Going Home
| Time Limit: 1000MS | Memory Limit: 65536K | |
| Total Submissions: 25067 | Accepted: 12560 |
Description
On a grid map there are n little men and n houses. In each unit time, every little man can move one unit step, either horizontally, or vertically, to an adjacent point. For each little man, you need to pay a $1 travel fee for every step he moves, until he enters a house. The task is complicated with the restriction that each house can accommodate only one little man.

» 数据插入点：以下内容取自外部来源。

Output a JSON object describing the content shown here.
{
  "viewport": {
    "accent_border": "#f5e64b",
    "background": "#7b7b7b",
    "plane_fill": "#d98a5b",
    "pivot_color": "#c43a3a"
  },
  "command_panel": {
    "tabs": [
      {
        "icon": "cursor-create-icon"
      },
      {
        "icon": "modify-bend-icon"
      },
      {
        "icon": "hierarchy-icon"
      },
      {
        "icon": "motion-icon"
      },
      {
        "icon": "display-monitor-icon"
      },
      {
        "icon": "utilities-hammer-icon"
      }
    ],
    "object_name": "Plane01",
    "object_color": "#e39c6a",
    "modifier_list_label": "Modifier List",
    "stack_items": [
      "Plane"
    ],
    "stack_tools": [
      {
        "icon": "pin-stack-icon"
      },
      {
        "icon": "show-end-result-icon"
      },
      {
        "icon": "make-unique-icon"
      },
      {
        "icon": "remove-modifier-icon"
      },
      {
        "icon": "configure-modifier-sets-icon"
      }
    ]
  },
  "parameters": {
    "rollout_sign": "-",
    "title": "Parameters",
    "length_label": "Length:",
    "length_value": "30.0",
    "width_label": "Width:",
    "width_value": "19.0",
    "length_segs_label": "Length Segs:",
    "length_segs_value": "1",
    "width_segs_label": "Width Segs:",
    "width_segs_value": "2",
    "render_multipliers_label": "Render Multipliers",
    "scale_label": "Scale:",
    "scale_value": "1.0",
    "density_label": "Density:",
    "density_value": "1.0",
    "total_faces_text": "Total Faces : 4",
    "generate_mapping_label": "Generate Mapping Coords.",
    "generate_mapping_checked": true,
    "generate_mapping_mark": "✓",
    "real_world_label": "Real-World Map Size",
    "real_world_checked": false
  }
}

Your task is to compute the minimum amount of money you need to pay in order to send these n little men into those n different houses. The input is a map of the scenario, a '.' means an empty space, an 'H' represents a house on that point, and am 'm' indicates there is a little man on that point.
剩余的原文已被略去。